DFT investigation of the surface defect structure of BN semiconductor materials that produce green hydrogen with high efficiency

The search for renewable energy sources is a critical issue in today's energy development. Hydrogen, as an emerging and green energy source, can be used for energy storage and power generation due to its high efficiency, environmental friendliness, and versatility. During its utilization, hydrogen (H₂) burns or undergoes conversion in fuel cells to produce electricity, generating only water without greenhouse gas emissions or other pollutants, making it a zero-carbon energy source. However, the environmental benefits of hydrogen depend on its production method. Currently, hydrogen is mainly produced through three methods: grey hydrogen (derived from fossil fuels with high CO₂ emissions), blue hydrogen (which utilizes carbon capture technology to reduce emissions), and the most promising green hydrogen (produced by water electrolysis using renewable energy, achieving zero emissions). Additionally, hydrogen can serve as a long-term energy storage medium, helping to address the intermittency issues of renewable energy sources. Despite its promising prospects, hydrogen energy still faces challenges such as high production costs, insufficient infrastructure, and energy conversion efficiency limitations.
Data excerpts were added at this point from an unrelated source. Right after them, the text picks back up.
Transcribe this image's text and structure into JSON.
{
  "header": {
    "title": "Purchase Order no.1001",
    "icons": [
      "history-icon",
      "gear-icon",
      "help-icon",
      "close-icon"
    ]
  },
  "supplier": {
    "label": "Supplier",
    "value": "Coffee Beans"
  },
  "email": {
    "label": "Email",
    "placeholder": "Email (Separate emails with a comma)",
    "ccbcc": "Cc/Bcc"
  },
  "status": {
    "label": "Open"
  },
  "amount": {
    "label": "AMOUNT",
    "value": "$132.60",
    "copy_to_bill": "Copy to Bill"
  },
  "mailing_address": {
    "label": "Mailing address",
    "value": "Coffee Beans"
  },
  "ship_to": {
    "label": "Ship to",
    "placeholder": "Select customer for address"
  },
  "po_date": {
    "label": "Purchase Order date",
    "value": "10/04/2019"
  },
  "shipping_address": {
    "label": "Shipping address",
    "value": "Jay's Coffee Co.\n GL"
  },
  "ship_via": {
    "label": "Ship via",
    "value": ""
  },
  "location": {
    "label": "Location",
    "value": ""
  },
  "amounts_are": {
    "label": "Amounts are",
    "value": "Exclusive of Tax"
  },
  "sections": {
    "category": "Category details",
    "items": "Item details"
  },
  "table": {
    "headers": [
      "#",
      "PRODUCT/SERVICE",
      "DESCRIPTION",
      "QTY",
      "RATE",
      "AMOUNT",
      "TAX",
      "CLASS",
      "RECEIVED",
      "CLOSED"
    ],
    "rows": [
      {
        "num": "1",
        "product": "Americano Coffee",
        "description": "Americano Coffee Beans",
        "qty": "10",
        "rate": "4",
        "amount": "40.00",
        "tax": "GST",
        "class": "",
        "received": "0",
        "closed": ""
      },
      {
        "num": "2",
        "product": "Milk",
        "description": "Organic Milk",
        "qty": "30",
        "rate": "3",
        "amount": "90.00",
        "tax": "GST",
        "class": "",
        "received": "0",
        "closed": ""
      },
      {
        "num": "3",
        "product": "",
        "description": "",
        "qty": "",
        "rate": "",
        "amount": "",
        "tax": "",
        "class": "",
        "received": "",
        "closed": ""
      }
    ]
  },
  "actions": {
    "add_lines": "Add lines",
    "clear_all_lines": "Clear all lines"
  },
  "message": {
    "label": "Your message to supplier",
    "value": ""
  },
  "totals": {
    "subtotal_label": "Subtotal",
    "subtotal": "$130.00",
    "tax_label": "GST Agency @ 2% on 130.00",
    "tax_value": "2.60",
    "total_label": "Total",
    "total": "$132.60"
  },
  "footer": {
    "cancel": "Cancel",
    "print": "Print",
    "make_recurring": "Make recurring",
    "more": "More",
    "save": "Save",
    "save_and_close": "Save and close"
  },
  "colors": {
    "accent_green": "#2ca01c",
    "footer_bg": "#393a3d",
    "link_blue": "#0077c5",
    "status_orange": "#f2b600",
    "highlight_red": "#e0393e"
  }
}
Promoting the widespread adoption of green hydrogen requires further cost reduction, expansion of distribution networks, and advancements in technological innovation. In this study, DFT (Density Functional Theory) simulations are used to investigate hydrogen production via water splitting on defective hexagonal boron nitride (h-BN). By analyzing electron density maps and partial density of states (PDOS), the study aims to identify the most favorable defect structures, providing new and promising approaches for hydrogen storage and production.